To be clear, the fear that the government could interfere with a state’s sovereignty is a legitimate one, to a point. For instance, the legal driving age is different in various states because the circumstances around driving in each state are different. Driving in heavily populated states with major urban areas is not the same as driving in sparsely populated states with lots of rural farmland. This is why each state should be able to decide what age for driving is appropriate; we are a large and diverse country with different circumstances.

Yet, despite the differences in driving conditions nationwide, there is a federal law that requires every car to have seatbelts because all Americans should have access to safety when driving. They also offered incentives for states to enact laws requiring drivers and passengers to wear seatbelts. Both of these things “promote the general welfare” of the American people, because safety is important regardless of what state a person lives in.

The Sharon Statement Shows that Trump’s MAGA Movement is Just Louder Republicans

Once you see how the Sharon Statement would work during the times of slavery, it is easy to see how racist and undemocratic it is. Looking back at the history of the Confederacy also points out why the idea of Christian nationalism is such a part of the Republican Party and now a part of MAGA. Those who wanted to justify slavery created a twisted Christian ideology to defend themselves against the progressive ideas that were rising in the Western world. (Twisted Christianity is a discussion for another day!)

Today’s Conservatives, like yesterday’s Confederates, are still fighting that losing battle against the march of enlightenment and the issues of race, class, and gender it raised. We all see this clearly in the MAGA Movement. On the far-right MAGA Supreme Court, they’ve approved some states enacting Jim Crow 2.0 with voting discrimination, tanked the use of affirmative action for colleges, and put the lives of women in danger by overturning the precedent of Roe v. Wade.
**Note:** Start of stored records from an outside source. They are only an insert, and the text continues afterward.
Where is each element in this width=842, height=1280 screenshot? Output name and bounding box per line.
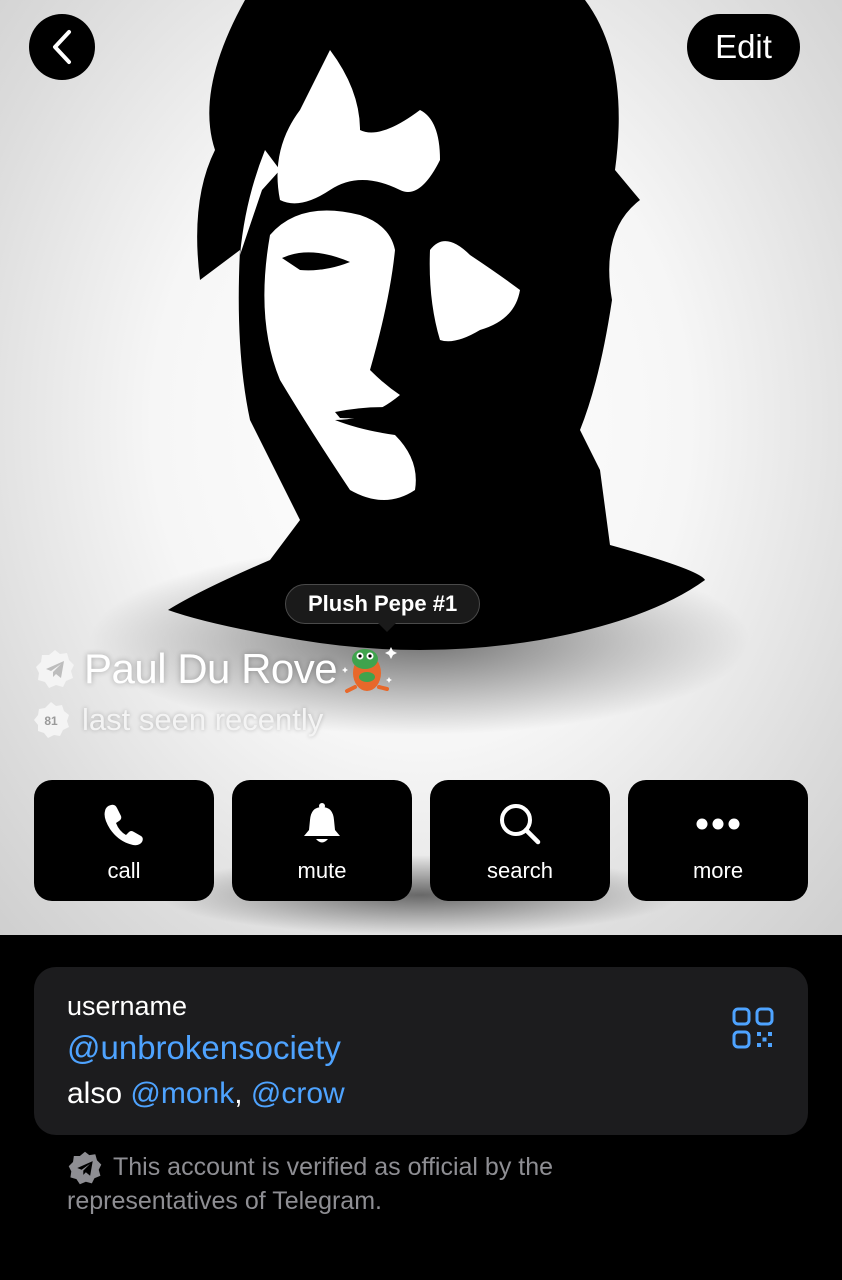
- bell-icon: [304, 803, 340, 843]
- also-prefix: also: [67, 1077, 123, 1110]
- search-label: search: [486, 858, 554, 883]
- level-badge-icon[interactable]: 81: [32, 701, 70, 739]
- gift-tooltip[interactable]: Plush Pepe #1: [285, 584, 481, 624]
- username-label: username: [67, 991, 188, 1021]
- search-icon: [500, 804, 541, 845]
- mute-button[interactable]: mute: [232, 780, 412, 901]
- alt-username-monk[interactable]: @monk: [130, 1077, 234, 1110]
- qr-code-icon[interactable]: [732, 1007, 774, 1049]
- back-button[interactable]: [29, 14, 95, 80]
- username-card: username @unbrokensociety also @monk, @c…: [34, 967, 808, 1135]
- search-button[interactable]: search: [430, 780, 610, 901]
- profile-hero: Edit Plush Pepe #1 Paul Du Rove 81 last …: [0, 0, 842, 935]
- tooltip-tail: [376, 621, 398, 632]
- telegram-verified-badge-icon[interactable]: [34, 648, 76, 690]
- plush-pepe-sticker[interactable]: [339, 641, 399, 697]
- last-seen-status: last seen recently: [82, 702, 324, 737]
- verified-badge-icon: [68, 1151, 102, 1185]
- also-usernames: also @monk, @crow: [67, 1077, 345, 1111]
- verification-note: This account is verified as official by …: [67, 1150, 687, 1218]
- alt-username-crow[interactable]: @crow: [251, 1077, 345, 1110]
- level-badge-number: 81: [44, 714, 58, 728]
- username-link[interactable]: @unbrokensociety: [67, 1029, 341, 1067]
- username-separator: ,: [234, 1077, 243, 1110]
- action-buttons: call mute search more: [34, 780, 808, 901]
- chevron-left-icon: [53, 30, 71, 64]
- more-label: more: [692, 858, 744, 883]
- edit-button[interactable]: Edit: [687, 14, 800, 80]
- verification-text: This account is verified as official by …: [67, 1153, 554, 1215]
- more-button[interactable]: more: [628, 780, 808, 901]
- name-row: Paul Du Rove: [34, 642, 399, 696]
- mute-label: mute: [297, 858, 347, 883]
- profile-name: Paul Du Rove: [84, 645, 338, 692]
- status-row: 81 last seen recently: [32, 700, 323, 740]
- call-button[interactable]: call: [34, 780, 214, 901]
- more-dots-icon: [696, 818, 740, 830]
- call-label: call: [107, 858, 141, 883]
- phone-icon: [104, 804, 143, 846]
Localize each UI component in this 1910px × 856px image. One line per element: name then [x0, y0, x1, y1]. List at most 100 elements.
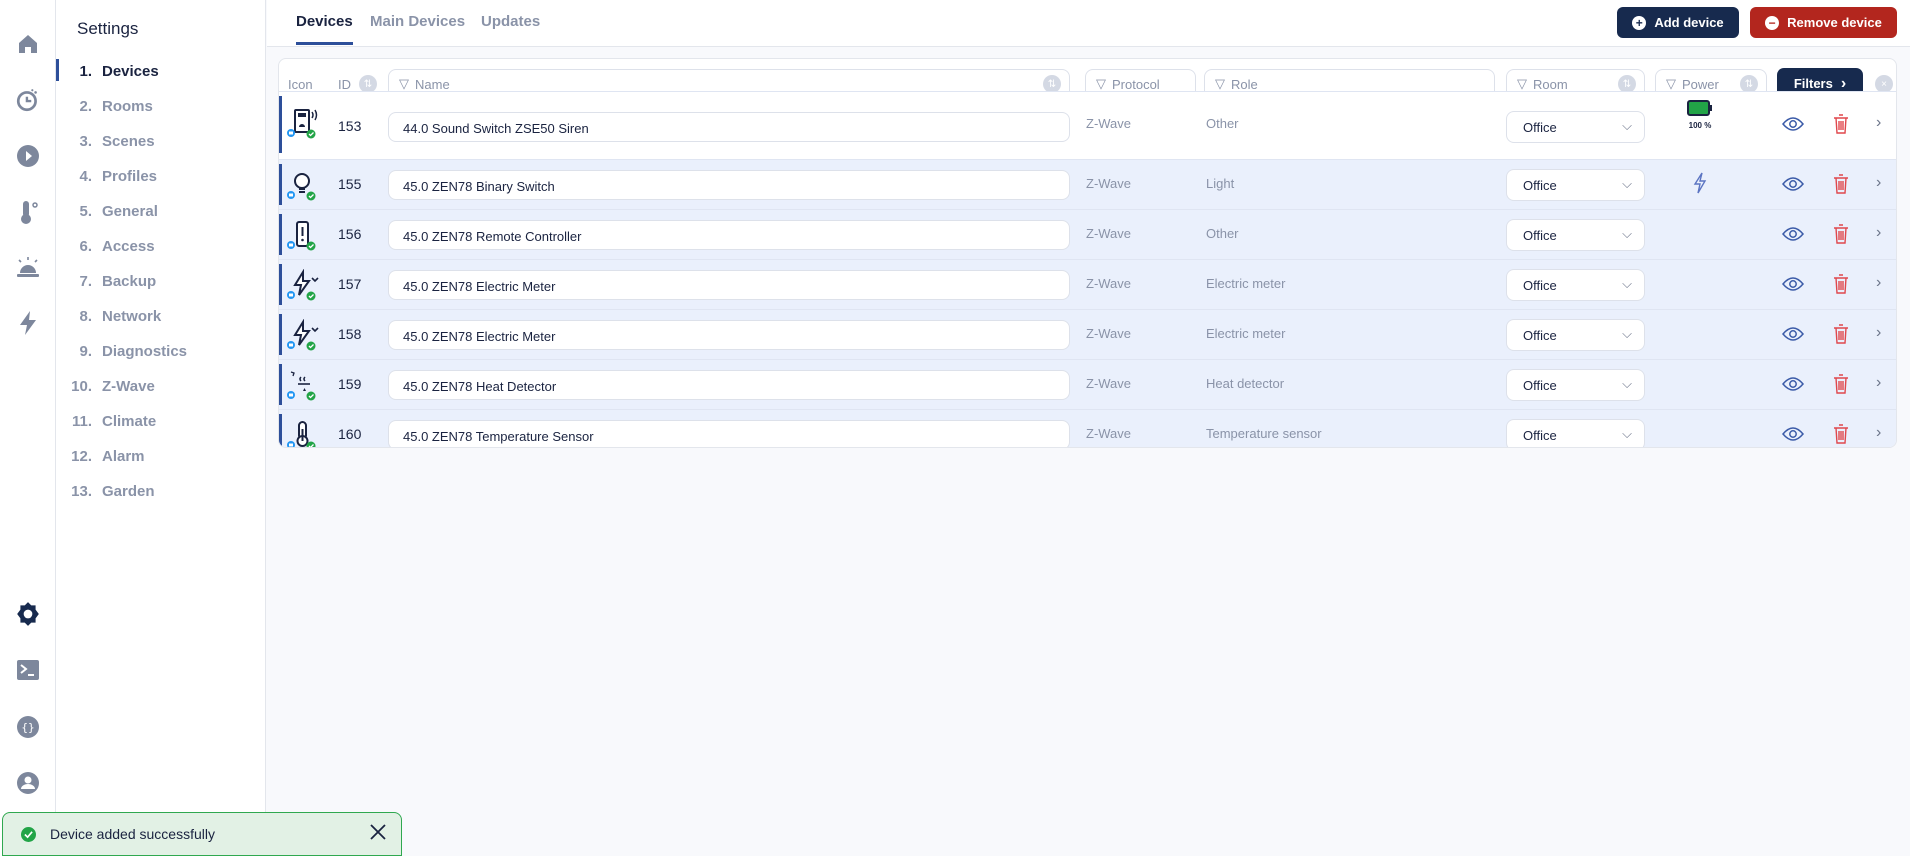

Meanwhile, MAGA politicians and groups continue a state-by-state attack against the LGBTQIA+ community. However, none of these started with Trump and his MAGA movement.

Remember that promised quiz about the word licentious? Think about how it was used then and these culture war attacks being made by MAGA. The MAGA culture wars and legislative actions are very much in the same vein as the attacks against licentious movements and behaviors in the antebellum South. However, these things can’t all be blamed on MAGA.

The ideas driving the political and social MAGA movement have been core principles for the Republican party that gave us Ronald Reagan. Those who are hoping to get back to having “normal” Republican, pre-Trump politics need to realize that it’s “normal” Republican politics and ideas that seeded the ground to grow Trump’s MAGA Movement. Assuming America gets out of this current Trump crisis, people need to understand that going back to a Republican normal will just pave the way for another Trump-like candidate who will try to topple America’s Democratic Republic. We need a second Reconstruction Period for America, only this time, we have to make the changes stick.